Problems / Questions: Such beautiful, romantic notions. But how do we even step in this direction of becoming open, exposed, and naked in our world today? What does this even look like? Working on a psychiatric unit I saw individuals in severe psychosis who untied reason, forgot their names, went naked, and lost control of their being. It wasn’t a pretty picture. Is it suggested here that we must step on this threshold of insanity in order to see and know God? Or is true pathology clinging to this world we think of as rational and sane?

True to my Experience: I see that there is truth embedded in this logion, beautiful truth. And I see that it is poetry. In this poetic truth we are reminded that our conditioning like our outer clothing actually separates us from God. Coincidently, I wrote about this very notion just last week on my blog.

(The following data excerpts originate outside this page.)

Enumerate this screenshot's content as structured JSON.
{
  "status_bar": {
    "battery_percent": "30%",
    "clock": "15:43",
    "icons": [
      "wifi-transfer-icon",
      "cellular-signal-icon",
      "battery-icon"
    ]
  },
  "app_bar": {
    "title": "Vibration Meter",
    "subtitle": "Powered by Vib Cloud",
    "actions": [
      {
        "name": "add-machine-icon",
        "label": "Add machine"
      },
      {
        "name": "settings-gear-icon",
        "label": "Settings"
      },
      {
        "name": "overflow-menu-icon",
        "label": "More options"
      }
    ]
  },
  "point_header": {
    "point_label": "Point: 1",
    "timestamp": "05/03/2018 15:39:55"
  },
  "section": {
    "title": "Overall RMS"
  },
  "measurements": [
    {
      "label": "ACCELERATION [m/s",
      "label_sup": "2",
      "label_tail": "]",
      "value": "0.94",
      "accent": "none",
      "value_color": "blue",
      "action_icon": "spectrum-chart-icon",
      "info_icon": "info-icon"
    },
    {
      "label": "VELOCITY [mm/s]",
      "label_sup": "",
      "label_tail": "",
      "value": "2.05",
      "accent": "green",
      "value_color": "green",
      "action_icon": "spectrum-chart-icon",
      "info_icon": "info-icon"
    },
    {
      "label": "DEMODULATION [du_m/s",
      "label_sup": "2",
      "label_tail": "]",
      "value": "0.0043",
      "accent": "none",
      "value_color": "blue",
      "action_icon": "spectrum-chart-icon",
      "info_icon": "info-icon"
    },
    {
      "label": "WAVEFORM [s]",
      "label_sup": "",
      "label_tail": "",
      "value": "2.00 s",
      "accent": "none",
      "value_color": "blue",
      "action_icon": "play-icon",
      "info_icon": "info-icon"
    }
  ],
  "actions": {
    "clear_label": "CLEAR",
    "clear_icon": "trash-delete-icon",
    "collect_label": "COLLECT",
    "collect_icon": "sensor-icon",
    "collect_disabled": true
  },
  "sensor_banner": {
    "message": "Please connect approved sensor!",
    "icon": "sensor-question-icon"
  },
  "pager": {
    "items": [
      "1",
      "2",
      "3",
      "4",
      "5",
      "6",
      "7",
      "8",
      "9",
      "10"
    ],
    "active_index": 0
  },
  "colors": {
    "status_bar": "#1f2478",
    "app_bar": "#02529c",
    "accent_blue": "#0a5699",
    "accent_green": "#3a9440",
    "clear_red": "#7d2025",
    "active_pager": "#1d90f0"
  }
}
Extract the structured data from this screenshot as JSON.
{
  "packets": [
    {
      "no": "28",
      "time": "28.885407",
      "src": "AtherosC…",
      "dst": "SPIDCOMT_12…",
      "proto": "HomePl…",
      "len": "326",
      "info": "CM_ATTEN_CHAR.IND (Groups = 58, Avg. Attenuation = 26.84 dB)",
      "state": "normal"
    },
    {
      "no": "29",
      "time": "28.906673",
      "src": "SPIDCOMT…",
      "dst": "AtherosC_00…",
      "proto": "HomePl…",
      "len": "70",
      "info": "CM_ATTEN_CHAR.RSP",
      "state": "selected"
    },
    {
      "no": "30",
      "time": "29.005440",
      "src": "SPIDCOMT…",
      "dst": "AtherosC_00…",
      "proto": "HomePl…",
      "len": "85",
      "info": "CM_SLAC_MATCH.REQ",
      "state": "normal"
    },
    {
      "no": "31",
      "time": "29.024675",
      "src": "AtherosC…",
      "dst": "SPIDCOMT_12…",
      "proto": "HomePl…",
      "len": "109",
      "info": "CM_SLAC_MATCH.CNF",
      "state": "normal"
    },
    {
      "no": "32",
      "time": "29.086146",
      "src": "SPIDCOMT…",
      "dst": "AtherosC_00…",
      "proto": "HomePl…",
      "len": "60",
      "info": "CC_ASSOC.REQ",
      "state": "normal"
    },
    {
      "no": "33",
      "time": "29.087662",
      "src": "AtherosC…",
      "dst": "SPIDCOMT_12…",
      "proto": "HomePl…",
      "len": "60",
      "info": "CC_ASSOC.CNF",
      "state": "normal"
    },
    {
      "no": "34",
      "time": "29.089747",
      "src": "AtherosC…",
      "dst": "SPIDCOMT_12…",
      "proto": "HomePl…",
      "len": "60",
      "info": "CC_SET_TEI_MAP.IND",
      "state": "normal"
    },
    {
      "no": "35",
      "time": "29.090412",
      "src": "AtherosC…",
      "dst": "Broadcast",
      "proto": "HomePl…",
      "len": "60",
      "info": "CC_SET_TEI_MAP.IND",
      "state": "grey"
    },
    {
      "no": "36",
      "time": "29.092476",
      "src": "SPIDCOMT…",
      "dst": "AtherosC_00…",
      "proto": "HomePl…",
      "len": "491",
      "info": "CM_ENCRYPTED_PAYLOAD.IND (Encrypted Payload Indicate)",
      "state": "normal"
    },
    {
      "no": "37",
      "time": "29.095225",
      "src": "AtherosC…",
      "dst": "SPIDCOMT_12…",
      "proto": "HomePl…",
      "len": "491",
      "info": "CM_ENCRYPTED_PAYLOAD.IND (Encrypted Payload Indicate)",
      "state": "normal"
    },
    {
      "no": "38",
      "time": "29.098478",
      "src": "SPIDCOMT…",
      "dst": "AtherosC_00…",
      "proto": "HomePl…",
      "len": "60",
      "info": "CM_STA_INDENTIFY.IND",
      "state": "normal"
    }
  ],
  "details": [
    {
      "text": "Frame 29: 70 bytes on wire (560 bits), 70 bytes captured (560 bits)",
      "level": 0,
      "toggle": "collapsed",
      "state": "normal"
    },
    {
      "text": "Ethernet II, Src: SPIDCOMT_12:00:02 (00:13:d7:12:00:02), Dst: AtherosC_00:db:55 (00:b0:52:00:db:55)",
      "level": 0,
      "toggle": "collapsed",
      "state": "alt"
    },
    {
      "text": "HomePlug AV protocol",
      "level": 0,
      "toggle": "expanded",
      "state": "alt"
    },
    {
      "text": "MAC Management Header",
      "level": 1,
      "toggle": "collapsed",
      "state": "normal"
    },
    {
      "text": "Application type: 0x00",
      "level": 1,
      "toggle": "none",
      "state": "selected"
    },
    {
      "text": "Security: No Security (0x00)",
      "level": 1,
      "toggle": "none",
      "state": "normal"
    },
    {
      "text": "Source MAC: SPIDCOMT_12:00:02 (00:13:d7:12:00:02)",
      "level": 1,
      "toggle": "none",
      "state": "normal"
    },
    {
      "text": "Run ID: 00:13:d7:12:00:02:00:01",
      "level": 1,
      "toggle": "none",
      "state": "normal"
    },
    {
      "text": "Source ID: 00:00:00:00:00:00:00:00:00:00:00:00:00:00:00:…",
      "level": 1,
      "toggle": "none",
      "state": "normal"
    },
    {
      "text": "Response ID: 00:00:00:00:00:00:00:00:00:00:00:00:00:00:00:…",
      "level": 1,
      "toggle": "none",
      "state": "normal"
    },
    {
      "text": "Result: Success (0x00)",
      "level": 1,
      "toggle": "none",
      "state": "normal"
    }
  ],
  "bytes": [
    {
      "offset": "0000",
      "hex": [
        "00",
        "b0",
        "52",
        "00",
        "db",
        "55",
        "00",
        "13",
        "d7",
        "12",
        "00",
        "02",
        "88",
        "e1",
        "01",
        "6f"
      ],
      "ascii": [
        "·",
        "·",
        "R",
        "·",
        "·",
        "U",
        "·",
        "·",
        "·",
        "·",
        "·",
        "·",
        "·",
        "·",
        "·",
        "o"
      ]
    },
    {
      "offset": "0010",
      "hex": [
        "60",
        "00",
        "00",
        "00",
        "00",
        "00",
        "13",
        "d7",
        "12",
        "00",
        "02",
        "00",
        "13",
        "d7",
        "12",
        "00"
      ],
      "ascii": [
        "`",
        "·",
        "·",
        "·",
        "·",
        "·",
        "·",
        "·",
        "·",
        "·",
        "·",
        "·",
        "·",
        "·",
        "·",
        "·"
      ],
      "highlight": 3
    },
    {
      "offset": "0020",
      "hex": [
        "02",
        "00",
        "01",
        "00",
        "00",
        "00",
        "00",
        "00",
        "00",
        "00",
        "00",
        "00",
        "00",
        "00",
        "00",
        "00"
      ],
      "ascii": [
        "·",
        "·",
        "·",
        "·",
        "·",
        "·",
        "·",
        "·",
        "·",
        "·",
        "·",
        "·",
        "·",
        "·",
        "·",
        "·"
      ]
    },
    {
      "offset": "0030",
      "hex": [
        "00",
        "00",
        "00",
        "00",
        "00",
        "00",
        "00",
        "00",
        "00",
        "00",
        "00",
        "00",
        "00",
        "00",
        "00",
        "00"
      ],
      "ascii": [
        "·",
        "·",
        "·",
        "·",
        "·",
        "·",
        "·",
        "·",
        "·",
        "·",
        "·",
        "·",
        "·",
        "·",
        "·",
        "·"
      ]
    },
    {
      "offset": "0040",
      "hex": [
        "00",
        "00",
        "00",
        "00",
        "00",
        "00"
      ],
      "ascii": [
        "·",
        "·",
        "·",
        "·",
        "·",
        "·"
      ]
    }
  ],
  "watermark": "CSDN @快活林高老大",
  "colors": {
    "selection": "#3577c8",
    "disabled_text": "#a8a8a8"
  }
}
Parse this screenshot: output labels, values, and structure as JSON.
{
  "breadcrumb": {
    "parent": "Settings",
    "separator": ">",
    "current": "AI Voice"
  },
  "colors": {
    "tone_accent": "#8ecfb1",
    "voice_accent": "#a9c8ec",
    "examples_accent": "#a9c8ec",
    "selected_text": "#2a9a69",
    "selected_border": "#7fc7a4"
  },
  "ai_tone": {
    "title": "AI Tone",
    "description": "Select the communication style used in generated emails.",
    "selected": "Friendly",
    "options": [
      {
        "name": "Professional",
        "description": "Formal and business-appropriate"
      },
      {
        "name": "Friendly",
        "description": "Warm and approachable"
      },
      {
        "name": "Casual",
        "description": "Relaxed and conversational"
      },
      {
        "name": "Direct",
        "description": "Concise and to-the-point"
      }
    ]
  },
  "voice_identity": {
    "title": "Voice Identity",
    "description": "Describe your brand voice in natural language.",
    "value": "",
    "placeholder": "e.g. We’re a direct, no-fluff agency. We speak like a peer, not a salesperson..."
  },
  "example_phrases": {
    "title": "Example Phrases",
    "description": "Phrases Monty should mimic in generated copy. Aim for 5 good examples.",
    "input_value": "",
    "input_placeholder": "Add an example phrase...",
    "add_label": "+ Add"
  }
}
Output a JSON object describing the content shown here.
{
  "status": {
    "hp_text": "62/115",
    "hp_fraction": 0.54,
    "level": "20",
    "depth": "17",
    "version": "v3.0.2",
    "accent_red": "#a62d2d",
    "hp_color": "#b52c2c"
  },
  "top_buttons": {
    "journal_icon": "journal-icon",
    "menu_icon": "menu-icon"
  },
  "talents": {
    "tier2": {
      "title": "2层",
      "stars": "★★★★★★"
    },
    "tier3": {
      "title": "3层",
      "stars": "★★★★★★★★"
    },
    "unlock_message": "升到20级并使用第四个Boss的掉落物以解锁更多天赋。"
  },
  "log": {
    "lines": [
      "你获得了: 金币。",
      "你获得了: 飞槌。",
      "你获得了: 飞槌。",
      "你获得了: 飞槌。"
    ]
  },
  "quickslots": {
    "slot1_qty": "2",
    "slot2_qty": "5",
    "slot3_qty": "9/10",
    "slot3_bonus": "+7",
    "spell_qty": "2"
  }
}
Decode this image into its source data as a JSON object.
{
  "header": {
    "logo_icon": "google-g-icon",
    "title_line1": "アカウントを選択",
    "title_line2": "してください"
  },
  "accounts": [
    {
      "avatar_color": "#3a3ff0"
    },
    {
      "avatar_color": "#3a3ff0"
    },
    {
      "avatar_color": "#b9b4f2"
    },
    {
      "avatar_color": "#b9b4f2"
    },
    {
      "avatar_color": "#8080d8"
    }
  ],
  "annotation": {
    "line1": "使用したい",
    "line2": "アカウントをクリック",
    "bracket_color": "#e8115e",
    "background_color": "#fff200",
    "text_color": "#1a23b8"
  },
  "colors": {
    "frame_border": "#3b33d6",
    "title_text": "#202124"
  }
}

I wrote about this because I realized that I have tended to become very involved in my own little stories. Most of us build up complex narratives of who we see ourselves to be based on our experience and culture. I have clung to my narrative in ways that have caused suffering. I now grasp that the narratives I have kept are not my true, essential self. The stories I have always told about myself are not fundamentally who I am. Loosening my grip on the identity I have assumed, for example that I am my relationships or my profession, or that I am my personality characteristics or my history, allows me to be so much freer to be genuinely open to the presence of God, to even be in true love with God. This is not about losing my grasp of reality, but rather about forging ahead without all my “certain certainties,” or old beliefs and baggage.

On this journey of becoming less encumbered, I have become willing to be less identified, and willing not to know. For me it seems to be true that getting myself out of the way has allowed the gift of an ever deepening communion. I still must live and work and function in this world, but hopefully I do so skillfully, where my identity and personality is functional, where reason and intellect are my servants, but my heart is nakedly exposed to God.